Would you go a day without talking to your spouse, child, or those most important to you? No, you wouldn’t. Yet, you could survive without their conversation. It may hurt to go without it, but you’d live. What about food? Would you go a week without food? Unless you are fasting, I doubt it. Most people wouldn’t go a day without eating. Most people would also not go a day without eating a few times in one day. The result of not eating can cause low energy levels, irritability, and if we go too long without it, eventually death. Yet, feeding your spirit is just as essential, if not more essential, as feeding your body.
Matthew 4:4 (KJV)
But he answered and said, It is written, Man shall not live by bread alone, but by every word that proceedeth out of the mouth of God.
Jesus equated reading the Word of God with food. It nourishes us. It gives us fuel to make it through the day. But sometimes, all we do is pray. Prayer is good. God recommends it. It’s the way we talk to God and communication is key to any relationship. Prayer is our way of speaking to God and reading the bible is God's way of speaking to us. So, when we refuse to open our bibles, we aren’t letting God speak.
What kind of relationship only allows room for one person to speak? I’ll answer that for you…
a dysfunctional one.
There’s an old saying that says we have two ears and one mouth for a reason. If He reigns supreme, should you not allow Him to speak to you more than you speak to Him? Allow God to talk to you. Partake in hearing from God daily. This is not something I am regurgitating to you based on what I heard a preacher say. I am telling you what I know from personal experience.
I pondered why I could not hear from God. The answer is simple. I didn’t allow room for Him to talk. And when I did let Him talk, it would be for 5 to 15 minutes tops. That’s a mighty short conversation for someone who is suppose to be number one in my life.
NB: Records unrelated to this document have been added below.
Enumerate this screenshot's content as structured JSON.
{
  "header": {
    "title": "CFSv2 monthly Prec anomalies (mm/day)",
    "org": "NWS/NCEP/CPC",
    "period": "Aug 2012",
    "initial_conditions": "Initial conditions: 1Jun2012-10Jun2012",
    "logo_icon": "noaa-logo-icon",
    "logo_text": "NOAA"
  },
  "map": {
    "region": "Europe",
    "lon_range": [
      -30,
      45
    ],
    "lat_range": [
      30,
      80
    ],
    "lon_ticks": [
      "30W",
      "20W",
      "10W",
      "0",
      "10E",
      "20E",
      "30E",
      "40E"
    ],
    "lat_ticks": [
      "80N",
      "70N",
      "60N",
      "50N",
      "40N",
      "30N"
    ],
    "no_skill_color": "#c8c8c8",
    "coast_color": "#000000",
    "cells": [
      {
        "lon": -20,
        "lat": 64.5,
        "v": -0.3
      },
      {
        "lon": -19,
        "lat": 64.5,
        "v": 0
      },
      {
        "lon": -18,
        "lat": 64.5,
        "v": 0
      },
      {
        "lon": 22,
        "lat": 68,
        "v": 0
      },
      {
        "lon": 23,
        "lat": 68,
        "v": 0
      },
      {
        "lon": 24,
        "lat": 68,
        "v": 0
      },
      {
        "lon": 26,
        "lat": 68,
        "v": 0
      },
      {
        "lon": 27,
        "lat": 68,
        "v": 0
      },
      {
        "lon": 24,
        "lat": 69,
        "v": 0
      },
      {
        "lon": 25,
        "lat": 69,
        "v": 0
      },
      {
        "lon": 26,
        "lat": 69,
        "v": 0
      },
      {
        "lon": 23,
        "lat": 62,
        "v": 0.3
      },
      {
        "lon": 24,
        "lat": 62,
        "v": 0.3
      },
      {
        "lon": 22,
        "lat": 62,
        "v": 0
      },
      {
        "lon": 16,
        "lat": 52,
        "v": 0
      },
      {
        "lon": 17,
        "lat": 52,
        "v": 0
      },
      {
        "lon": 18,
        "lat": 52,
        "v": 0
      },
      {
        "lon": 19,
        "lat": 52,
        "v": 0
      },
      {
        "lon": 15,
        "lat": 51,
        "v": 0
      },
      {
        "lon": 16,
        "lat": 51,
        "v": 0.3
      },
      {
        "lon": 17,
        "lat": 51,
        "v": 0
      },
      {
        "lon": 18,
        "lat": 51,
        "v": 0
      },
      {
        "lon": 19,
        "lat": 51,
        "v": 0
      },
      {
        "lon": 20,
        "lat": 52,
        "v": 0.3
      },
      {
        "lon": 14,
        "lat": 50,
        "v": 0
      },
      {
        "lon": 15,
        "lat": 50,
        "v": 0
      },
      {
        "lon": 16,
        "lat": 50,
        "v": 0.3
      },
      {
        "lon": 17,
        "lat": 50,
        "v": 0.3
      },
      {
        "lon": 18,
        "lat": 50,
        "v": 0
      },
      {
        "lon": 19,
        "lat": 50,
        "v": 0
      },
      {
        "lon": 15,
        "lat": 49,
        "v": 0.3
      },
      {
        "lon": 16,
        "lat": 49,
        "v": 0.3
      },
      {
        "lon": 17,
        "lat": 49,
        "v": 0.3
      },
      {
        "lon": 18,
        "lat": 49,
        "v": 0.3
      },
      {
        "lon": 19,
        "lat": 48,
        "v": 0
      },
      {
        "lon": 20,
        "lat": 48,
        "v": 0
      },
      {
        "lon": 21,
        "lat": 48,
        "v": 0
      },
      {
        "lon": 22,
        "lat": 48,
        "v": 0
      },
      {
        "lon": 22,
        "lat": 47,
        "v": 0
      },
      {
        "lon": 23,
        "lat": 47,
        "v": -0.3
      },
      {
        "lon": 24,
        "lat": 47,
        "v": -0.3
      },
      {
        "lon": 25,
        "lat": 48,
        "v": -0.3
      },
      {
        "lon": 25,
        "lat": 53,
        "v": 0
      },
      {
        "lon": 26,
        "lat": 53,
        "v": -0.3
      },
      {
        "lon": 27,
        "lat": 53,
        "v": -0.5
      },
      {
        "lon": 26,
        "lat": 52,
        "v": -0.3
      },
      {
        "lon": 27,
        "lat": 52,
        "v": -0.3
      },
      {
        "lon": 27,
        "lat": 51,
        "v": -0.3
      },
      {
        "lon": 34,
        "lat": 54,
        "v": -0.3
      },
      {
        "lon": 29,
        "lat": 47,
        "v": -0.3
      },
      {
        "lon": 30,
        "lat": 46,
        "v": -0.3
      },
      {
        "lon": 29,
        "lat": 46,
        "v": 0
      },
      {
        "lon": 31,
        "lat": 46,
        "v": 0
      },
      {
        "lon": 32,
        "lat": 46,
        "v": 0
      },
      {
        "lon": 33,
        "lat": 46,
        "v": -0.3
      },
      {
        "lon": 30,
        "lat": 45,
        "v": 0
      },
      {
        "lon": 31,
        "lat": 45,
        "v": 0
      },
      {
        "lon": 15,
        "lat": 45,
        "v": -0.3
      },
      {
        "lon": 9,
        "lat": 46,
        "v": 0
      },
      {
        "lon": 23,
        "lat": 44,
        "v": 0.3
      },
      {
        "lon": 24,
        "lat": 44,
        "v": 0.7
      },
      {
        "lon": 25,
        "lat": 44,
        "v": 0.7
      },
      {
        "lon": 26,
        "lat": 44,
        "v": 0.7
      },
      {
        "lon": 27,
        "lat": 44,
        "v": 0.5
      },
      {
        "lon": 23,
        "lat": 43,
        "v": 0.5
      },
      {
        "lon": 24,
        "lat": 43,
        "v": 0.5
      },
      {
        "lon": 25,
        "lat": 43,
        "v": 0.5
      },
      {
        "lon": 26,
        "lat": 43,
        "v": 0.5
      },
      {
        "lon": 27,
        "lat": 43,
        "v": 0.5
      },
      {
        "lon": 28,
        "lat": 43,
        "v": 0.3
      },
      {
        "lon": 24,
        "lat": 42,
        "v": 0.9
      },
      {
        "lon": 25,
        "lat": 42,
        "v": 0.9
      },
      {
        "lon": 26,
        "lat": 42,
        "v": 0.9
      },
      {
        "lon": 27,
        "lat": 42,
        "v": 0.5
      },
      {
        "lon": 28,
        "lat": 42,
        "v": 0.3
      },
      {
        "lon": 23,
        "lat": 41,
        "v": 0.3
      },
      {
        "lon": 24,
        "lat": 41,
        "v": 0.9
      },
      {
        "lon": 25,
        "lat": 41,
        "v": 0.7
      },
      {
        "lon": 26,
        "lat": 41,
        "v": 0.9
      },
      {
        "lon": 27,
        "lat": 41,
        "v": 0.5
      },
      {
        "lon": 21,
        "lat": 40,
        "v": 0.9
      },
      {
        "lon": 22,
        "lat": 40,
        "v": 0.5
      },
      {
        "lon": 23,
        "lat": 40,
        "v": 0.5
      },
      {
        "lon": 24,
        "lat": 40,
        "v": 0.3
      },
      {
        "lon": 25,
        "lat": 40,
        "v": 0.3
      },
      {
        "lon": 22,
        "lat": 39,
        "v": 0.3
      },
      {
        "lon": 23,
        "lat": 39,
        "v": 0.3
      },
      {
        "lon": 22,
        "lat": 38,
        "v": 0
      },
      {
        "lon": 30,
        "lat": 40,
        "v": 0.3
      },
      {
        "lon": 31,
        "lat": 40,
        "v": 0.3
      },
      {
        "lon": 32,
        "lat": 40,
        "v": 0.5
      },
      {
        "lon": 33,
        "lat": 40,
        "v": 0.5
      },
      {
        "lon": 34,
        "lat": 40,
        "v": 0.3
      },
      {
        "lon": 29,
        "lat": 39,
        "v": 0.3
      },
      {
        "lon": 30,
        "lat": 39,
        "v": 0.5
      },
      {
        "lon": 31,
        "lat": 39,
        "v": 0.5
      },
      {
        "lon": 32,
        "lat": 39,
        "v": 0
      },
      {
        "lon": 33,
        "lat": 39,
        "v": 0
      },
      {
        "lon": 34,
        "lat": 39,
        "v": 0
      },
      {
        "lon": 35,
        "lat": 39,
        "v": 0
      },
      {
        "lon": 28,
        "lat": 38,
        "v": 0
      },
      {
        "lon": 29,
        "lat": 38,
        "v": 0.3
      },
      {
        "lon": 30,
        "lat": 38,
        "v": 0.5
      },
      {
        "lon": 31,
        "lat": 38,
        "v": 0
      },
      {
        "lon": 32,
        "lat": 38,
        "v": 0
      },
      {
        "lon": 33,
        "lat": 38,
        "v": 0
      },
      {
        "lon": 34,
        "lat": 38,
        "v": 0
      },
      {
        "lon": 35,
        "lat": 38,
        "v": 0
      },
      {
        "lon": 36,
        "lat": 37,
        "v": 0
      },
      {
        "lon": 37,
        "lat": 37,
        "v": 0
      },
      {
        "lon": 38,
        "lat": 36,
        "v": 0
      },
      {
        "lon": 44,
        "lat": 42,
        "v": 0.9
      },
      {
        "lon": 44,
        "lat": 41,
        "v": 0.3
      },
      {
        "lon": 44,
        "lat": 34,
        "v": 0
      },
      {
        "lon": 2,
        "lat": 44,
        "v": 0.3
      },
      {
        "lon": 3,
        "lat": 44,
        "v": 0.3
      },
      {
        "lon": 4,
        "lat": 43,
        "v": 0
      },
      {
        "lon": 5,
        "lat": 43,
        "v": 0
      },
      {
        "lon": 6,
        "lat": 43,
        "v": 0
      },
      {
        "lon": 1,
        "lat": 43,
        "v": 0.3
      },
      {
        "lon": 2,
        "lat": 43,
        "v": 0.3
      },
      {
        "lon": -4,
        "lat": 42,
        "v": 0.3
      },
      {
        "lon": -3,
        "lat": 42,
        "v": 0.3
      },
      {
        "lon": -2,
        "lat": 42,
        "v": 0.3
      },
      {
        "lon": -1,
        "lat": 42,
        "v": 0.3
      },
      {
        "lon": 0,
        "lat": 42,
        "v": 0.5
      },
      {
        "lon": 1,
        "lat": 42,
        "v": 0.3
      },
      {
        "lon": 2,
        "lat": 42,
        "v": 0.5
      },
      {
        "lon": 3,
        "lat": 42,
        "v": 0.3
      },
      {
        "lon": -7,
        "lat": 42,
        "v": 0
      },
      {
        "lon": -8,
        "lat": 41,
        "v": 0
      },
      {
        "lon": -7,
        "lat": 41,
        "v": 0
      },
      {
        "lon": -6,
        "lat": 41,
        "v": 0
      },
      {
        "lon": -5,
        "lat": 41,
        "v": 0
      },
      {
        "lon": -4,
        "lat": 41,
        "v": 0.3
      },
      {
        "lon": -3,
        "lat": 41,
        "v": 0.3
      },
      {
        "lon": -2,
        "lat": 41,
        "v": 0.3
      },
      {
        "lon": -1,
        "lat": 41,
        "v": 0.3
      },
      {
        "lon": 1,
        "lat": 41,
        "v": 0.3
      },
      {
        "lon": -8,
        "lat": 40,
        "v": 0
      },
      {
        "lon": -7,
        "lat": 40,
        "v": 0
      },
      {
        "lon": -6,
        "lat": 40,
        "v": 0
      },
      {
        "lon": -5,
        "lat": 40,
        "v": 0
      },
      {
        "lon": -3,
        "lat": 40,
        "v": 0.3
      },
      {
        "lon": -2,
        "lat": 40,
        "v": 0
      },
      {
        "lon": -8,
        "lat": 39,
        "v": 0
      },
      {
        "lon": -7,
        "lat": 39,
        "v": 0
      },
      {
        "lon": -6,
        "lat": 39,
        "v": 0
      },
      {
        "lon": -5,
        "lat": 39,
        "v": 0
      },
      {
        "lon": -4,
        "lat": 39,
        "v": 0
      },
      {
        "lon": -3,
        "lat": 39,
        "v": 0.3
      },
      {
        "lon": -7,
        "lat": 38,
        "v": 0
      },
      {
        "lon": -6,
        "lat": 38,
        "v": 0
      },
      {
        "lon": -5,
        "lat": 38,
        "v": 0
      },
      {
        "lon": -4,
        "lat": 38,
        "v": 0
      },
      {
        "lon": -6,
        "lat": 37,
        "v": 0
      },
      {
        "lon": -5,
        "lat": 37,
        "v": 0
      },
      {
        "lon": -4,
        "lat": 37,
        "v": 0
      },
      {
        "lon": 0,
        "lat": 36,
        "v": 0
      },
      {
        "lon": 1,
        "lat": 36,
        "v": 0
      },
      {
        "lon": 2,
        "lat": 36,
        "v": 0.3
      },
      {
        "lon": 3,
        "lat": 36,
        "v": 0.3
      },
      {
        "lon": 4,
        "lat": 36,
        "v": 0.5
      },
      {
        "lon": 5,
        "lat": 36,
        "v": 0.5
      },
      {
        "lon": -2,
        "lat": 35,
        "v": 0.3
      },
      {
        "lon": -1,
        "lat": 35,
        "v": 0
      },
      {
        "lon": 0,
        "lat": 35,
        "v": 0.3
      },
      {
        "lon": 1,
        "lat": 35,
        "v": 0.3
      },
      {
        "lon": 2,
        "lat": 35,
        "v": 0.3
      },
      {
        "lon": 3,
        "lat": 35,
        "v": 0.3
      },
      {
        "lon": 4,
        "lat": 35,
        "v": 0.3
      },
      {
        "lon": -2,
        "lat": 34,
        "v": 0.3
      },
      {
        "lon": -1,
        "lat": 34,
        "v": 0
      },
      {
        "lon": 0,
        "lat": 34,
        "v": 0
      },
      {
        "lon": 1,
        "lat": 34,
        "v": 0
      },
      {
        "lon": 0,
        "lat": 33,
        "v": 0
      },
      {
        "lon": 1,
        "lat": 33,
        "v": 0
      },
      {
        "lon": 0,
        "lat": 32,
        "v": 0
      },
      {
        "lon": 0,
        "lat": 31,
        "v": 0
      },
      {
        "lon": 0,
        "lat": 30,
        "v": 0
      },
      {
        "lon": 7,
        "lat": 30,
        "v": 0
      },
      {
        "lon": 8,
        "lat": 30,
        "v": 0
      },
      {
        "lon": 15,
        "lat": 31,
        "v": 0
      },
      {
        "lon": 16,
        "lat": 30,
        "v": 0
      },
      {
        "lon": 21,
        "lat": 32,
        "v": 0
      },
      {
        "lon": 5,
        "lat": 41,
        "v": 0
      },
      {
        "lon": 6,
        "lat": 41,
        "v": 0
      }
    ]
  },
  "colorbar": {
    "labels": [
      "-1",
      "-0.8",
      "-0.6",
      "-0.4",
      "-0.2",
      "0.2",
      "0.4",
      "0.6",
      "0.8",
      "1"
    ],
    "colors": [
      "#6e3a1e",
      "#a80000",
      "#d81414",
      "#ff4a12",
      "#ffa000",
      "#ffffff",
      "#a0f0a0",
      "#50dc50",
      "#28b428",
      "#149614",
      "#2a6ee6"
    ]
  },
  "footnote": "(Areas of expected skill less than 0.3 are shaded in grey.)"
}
Perspective is paramount. It is evident that although I said God came first in my life, He really didn’t. It breaks my heart to type that. Hurts my pride as well if I were to be honest. But truth hurts they say... and actions speaks louder than words. So, now that I am aware of my truth and my actions, I have to make changes. My life cannot go back to being the same — even if my schedule has.
Hearing from God is just as important as my next meal. I have to make room for Him. If I can make room for liquid gold, I can make room for God. There’s no way I will let God think I value breast milk more than Him.
God trumps my schedule. God trumps my job. God trumps breast milk.